Improving uptime in industrial robotic systems

October 05, 2018 // By Clemens Müller
Machine maintenance can sometimes seem like a black arts. A seemingly reliable machine suddenly stops working and, despite everyone’s best efforts, cannot be brought back to life. Along comes a member of the maintenance team and, after some beard scratching, tinkering inside the machine and a few words of encouragement, the machine springs back to life.

The reality is often more pragmatic. Schedules of work are arranged to optimize uptime and undertake preventative maintenance during periods that have the least impact on manufacturing. However, there are still times when maintenance engineers seemingly ‘sense’ impending failure of their robots and automation equipment. Could the implementation of sensing technologies, beyond the sensors needed for process monitoring, deliver improvements in predictive maintenance?

 

Scheduled downtime to improve uptime

It is unlikely that we will see factories with row upon row of unskilled worker undertaking the menial manufacturing tasks that were common at the turn of the 20th century. Today’s factories are highly automated with barely the need for a human hand to touch the product during the manufacturing process. The maintenance teams play a key role in keeping the machines alive, as unplanned downtime can quickly eat into slim profit margins.
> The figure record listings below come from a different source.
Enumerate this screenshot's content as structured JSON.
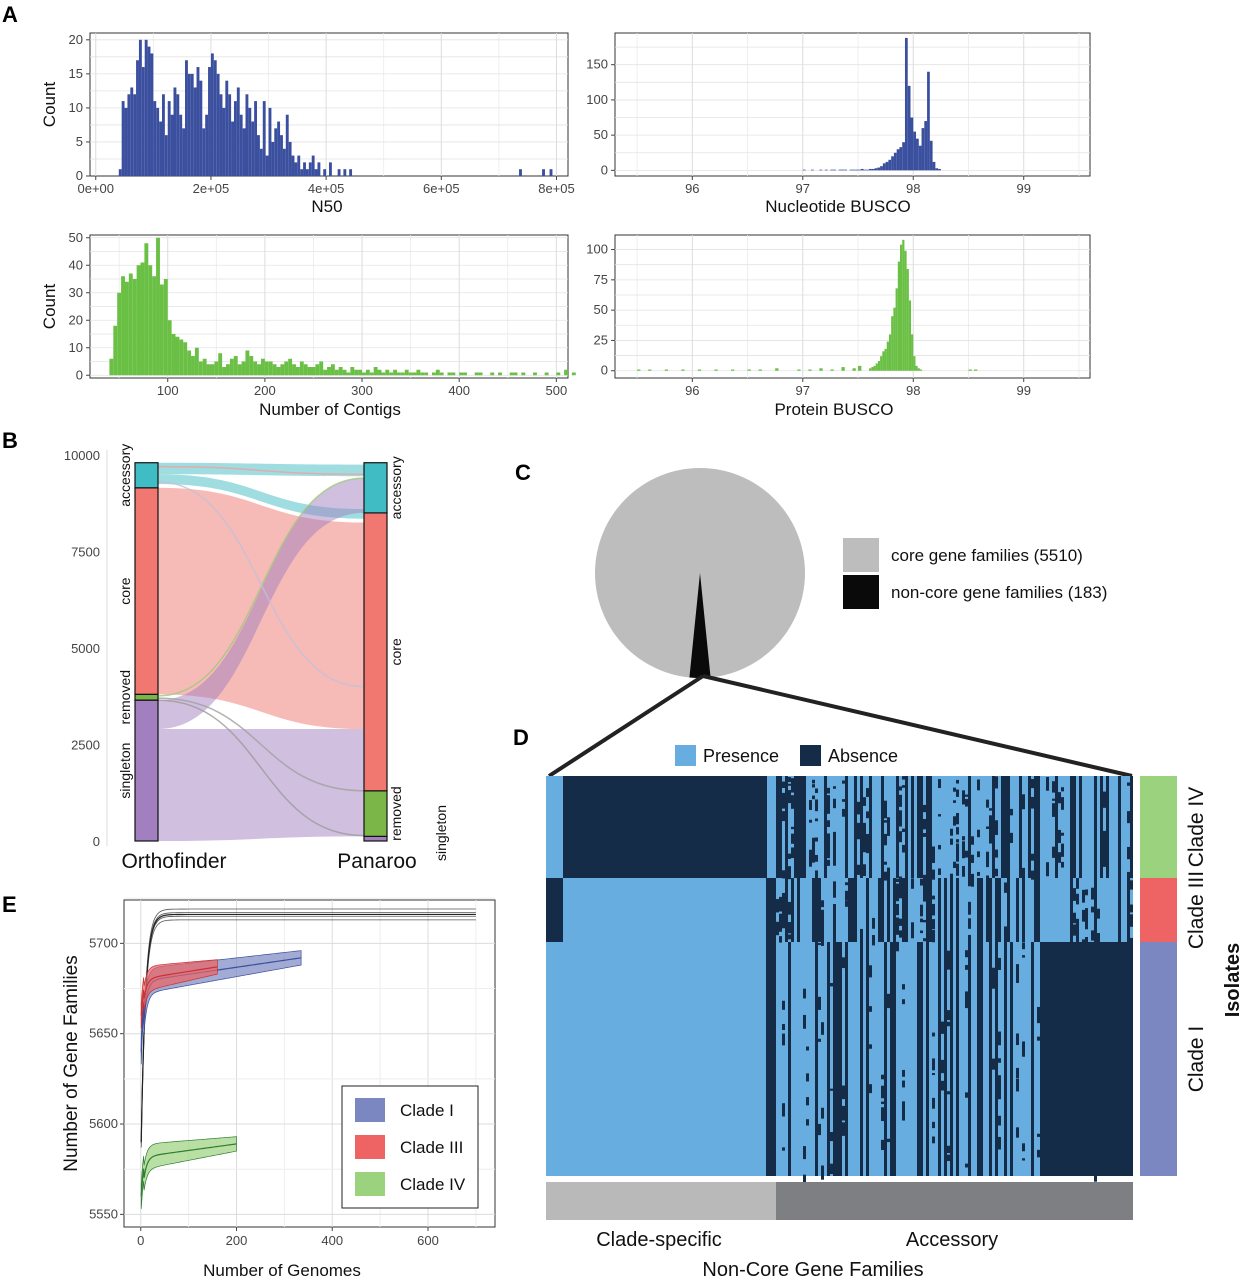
{
  "panels": {
    "A": "A",
    "B": "B",
    "C": "C",
    "D": "D",
    "E": "E"
  },
  "colors": {
    "blue": "#3b4f9f",
    "green": "#6abf45",
    "presence": "#67ade0",
    "absence": "#142c47",
    "grey_core": "#bdbdbd",
    "clade_I": "#7a87c0",
    "clade_III": "#ee6464",
    "clade_IV": "#9bd27d",
    "accessory": "#3fbcc4",
    "core": "#f07870",
    "removed": "#7ab648",
    "singleton": "#a27fbf"
  },
  "chart_data": [
    {
      "id": "n50",
      "type": "bar",
      "title": "",
      "xlabel": "N50",
      "ylabel": "Count",
      "xlim": [
        -10000,
        820000
      ],
      "ylim": [
        0,
        21
      ],
      "xticks": [
        "0e+00",
        "2e+05",
        "4e+05",
        "6e+05",
        "8e+05"
      ],
      "xtick_values": [
        0,
        200000,
        400000,
        600000,
        800000
      ],
      "yticks": [
        0,
        5,
        10,
        15,
        20
      ],
      "bin_start": 40000,
      "bin_width": 5000,
      "values": [
        1,
        11,
        10,
        12,
        13,
        12,
        17,
        20,
        16,
        20,
        19,
        18,
        11,
        10,
        8,
        12,
        6,
        11,
        9,
        13,
        12,
        9,
        7,
        17,
        15,
        15,
        13,
        16,
        14,
        7,
        9,
        16,
        18,
        17,
        15,
        12,
        10,
        14,
        12,
        8,
        11,
        13,
        9,
        7,
        12,
        10,
        8,
        11,
        6,
        4,
        11,
        3,
        10,
        5,
        7,
        8,
        6,
        4,
        9,
        5,
        3,
        2,
        3,
        1,
        2,
        1,
        2,
        3,
        1,
        2,
        0,
        1,
        0,
        2,
        0,
        0,
        1,
        0,
        1,
        0,
        1
      ],
      "outliers": [
        [
          735000,
          1
        ],
        [
          775000,
          1
        ],
        [
          788000,
          1
        ]
      ],
      "color": "#3b4f9f"
    },
    {
      "id": "nucleotide_busco",
      "type": "bar",
      "title": "",
      "xlabel": "Nucleotide BUSCO",
      "ylabel": "",
      "xlim": [
        95.3,
        99.6
      ],
      "ylim": [
        -8,
        195
      ],
      "xticks": [
        "96",
        "97",
        "98",
        "99"
      ],
      "xtick_values": [
        96,
        97,
        98,
        99
      ],
      "yticks": [
        0,
        50,
        100,
        150
      ],
      "bin_start": 97.0,
      "bin_width": 0.025,
      "values": [
        1,
        0,
        0,
        1,
        0,
        0,
        1,
        0,
        1,
        0,
        1,
        1,
        0,
        1,
        1,
        1,
        0,
        1,
        1,
        1,
        1,
        2,
        1,
        1,
        2,
        2,
        3,
        4,
        6,
        10,
        12,
        15,
        20,
        25,
        30,
        33,
        40,
        188,
        120,
        75,
        55,
        45,
        35,
        60,
        70,
        140,
        42,
        12,
        3,
        2
      ],
      "color": "#3b4f9f"
    },
    {
      "id": "contigs",
      "type": "bar",
      "title": "",
      "xlabel": "Number of Contigs",
      "ylabel": "Count",
      "xlim": [
        20,
        512
      ],
      "ylim": [
        -1,
        51
      ],
      "xticks": [
        "100",
        "200",
        "300",
        "400",
        "500"
      ],
      "xtick_values": [
        100,
        200,
        300,
        400,
        500
      ],
      "yticks": [
        0,
        10,
        20,
        30,
        40,
        50
      ],
      "bin_start": 40,
      "bin_width": 4,
      "values": [
        6,
        18,
        30,
        36,
        34,
        37,
        35,
        40,
        41,
        48,
        40,
        36,
        50,
        33,
        35,
        20,
        15,
        14,
        13,
        12,
        9,
        7,
        10,
        5,
        6,
        4,
        4,
        5,
        8,
        3,
        4,
        6,
        7,
        4,
        5,
        9,
        7,
        5,
        4,
        6,
        5,
        5,
        4,
        3,
        4,
        5,
        6,
        4,
        3,
        5,
        4,
        3,
        3,
        4,
        5,
        2,
        3,
        4,
        2,
        3,
        2,
        1,
        3,
        2,
        2,
        1,
        2,
        1,
        3,
        2,
        1,
        2,
        1,
        2,
        1,
        1,
        2,
        1,
        1,
        2,
        1,
        1,
        0,
        1,
        2,
        1,
        0,
        1,
        1,
        0,
        1,
        1,
        0,
        0,
        1,
        1,
        0,
        0,
        1,
        0,
        1,
        0,
        0,
        1,
        1,
        0,
        1,
        0,
        0,
        1,
        0,
        0,
        1,
        0,
        0,
        1,
        0,
        2,
        0,
        1
      ],
      "color": "#6abf45"
    },
    {
      "id": "protein_busco",
      "type": "bar",
      "title": "",
      "xlabel": "Protein BUSCO",
      "ylabel": "",
      "xlim": [
        95.3,
        99.6
      ],
      "ylim": [
        -6,
        112
      ],
      "xticks": [
        "96",
        "97",
        "98",
        "99"
      ],
      "xtick_values": [
        96,
        97,
        98,
        99
      ],
      "yticks": [
        0,
        25,
        50,
        75,
        100
      ],
      "bin_start": 97.6,
      "bin_width": 0.02,
      "values": [
        2,
        3,
        4,
        6,
        8,
        12,
        16,
        18,
        24,
        30,
        45,
        52,
        68,
        90,
        104,
        108,
        99,
        84,
        58,
        30,
        12,
        4,
        2,
        1
      ],
      "sparse": [
        [
          95.5,
          1
        ],
        [
          95.6,
          1
        ],
        [
          95.75,
          1
        ],
        [
          95.9,
          1
        ],
        [
          96.05,
          1
        ],
        [
          96.2,
          1
        ],
        [
          96.35,
          1
        ],
        [
          96.5,
          1
        ],
        [
          96.6,
          1
        ],
        [
          96.75,
          2
        ],
        [
          96.95,
          1
        ],
        [
          97.05,
          1
        ],
        [
          97.15,
          2
        ],
        [
          97.25,
          1
        ],
        [
          97.35,
          3
        ],
        [
          97.45,
          2
        ],
        [
          97.5,
          4
        ],
        [
          98.5,
          1
        ],
        [
          98.55,
          1
        ]
      ],
      "color": "#6abf45"
    },
    {
      "id": "alluvial",
      "type": "alluvial",
      "title": "",
      "ylim": [
        0,
        10000
      ],
      "yticks": [
        0,
        2500,
        5000,
        7500,
        10000
      ],
      "axes": [
        "Orthofinder",
        "Panaroo"
      ],
      "left_strata": [
        {
          "label": "singleton",
          "from": 0,
          "to": 3650,
          "color": "#a27fbf"
        },
        {
          "label": "removed",
          "from": 3650,
          "to": 3800,
          "color": "#7ab648"
        },
        {
          "label": "core",
          "from": 3800,
          "to": 9150,
          "color": "#f07870"
        },
        {
          "label": "accessory",
          "from": 9150,
          "to": 9800,
          "color": "#3fbcc4"
        }
      ],
      "right_strata": [
        {
          "label": "singleton",
          "from": 0,
          "to": 120,
          "color": "#a27fbf"
        },
        {
          "label": "removed",
          "from": 120,
          "to": 1300,
          "color": "#7ab648"
        },
        {
          "label": "core",
          "from": 1300,
          "to": 8500,
          "color": "#f07870"
        },
        {
          "label": "accessory",
          "from": 8500,
          "to": 9800,
          "color": "#3fbcc4"
        }
      ],
      "flows": [
        {
          "l": [
            9500,
            9800
          ],
          "r": [
            9450,
            9750
          ],
          "color": "#3fbcc4"
        },
        {
          "l": [
            9250,
            9500
          ],
          "r": [
            8350,
            8600
          ],
          "color": "#3fbcc4"
        },
        {
          "l": [
            3800,
            9150
          ],
          "r": [
            2900,
            8250
          ],
          "color": "#f07870"
        },
        {
          "l": [
            2900,
            3650
          ],
          "r": [
            8500,
            9400
          ],
          "color": "#a27fbf"
        },
        {
          "l": [
            0,
            2900
          ],
          "r": [
            120,
            2900
          ],
          "color": "#a27fbf"
        }
      ]
    },
    {
      "id": "gene_family_pie",
      "type": "pie",
      "title": "",
      "slices": [
        {
          "label": "core gene families (5510)",
          "value": 5510,
          "color": "#bdbdbd"
        },
        {
          "label": "non-core gene families (183)",
          "value": 183,
          "color": "#0a0a0a"
        }
      ]
    },
    {
      "id": "presence_absence",
      "type": "heatmap",
      "title": "",
      "legend": [
        "Presence",
        "Absence"
      ],
      "xlabel": "Non-Core Gene Families",
      "column_groups": [
        "Clade-specific",
        "Accessory"
      ],
      "row_label": "Isolates",
      "row_groups": [
        {
          "label": "Clade IV",
          "fraction": 0.255,
          "color": "#9bd27d"
        },
        {
          "label": "Clade III",
          "fraction": 0.16,
          "color": "#ee6464"
        },
        {
          "label": "Clade I",
          "fraction": 0.585,
          "color": "#7a87c0"
        }
      ]
    },
    {
      "id": "accumulation",
      "type": "line",
      "title": "",
      "xlabel": "Number of Genomes",
      "ylabel": "Number of Gene Families",
      "xlim": [
        -35,
        740
      ],
      "ylim": [
        5543,
        5724
      ],
      "xticks": [
        0,
        200,
        400,
        600
      ],
      "yticks": [
        5550,
        5600,
        5650,
        5700
      ],
      "series": [
        {
          "name": "",
          "color": "#222222",
          "n": 700,
          "start": 5590,
          "end": 5716,
          "k": 8
        },
        {
          "name": "Clade I",
          "color": "#3b4f9f",
          "fill": "#7a87c0",
          "n": 335,
          "start": 5640,
          "end": 5692,
          "k": 6
        },
        {
          "name": "Clade III",
          "color": "#cc3030",
          "fill": "#ee6464",
          "n": 160,
          "start": 5660,
          "end": 5687,
          "k": 6
        },
        {
          "name": "Clade IV",
          "color": "#2e7d32",
          "fill": "#9bd27d",
          "n": 200,
          "start": 5560,
          "end": 5589,
          "k": 6
        }
      ],
      "legend": [
        "Clade I",
        "Clade III",
        "Clade IV"
      ]
    }
  ]
}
At the heart of any manufacturing operation is a maintenance, repair and operation (MRO) plan. Through careful scheduling, preventative maintenance (PM) is arranged so that it has minimal impact on the manufacturing flow. The PM plan, when implemented well, can extend the life of the machines and robots being used. A robot’s life can extend to 20 years if regularly maintained, providing the organization with an excellent return on investment (RoI).

Robot manufacturers, such as Yaskawa, Fanuc and Kuka, supply detailed PM plans. They cover a range of activities, from visual inspections of motion, cables and harnesses, to repeatability checks, memory backups and lubrication. These scheduled maintenance intervals can lie anywhere from around 4,000 to 10,000 hours of operation.


Fig. 1: Industrial robots are provided with a
preventative maintenance plan. Adherence
to the plan can result in 20 years of service.

Of course, customer demand and PM schedules cannot always be synchronized with one another. Robot loading, motion and speed can result in more or less wear, resulting in maintenance occurring either too often, or not often enough. Operator training can also have an influence on wear. If the emergency halt button is used to stop the robot out of convenience, rather than following using the manufacturer’s shutdown mechanism, the braking system can suffer from early wear.

To date, continual improvement programs (CIP) have been the primary method used to file away at reducing unexpected downtime while achieving a happy medium of planned downtime. But even these are reaching the point where the cost of improvement outweighs the potential cost savings.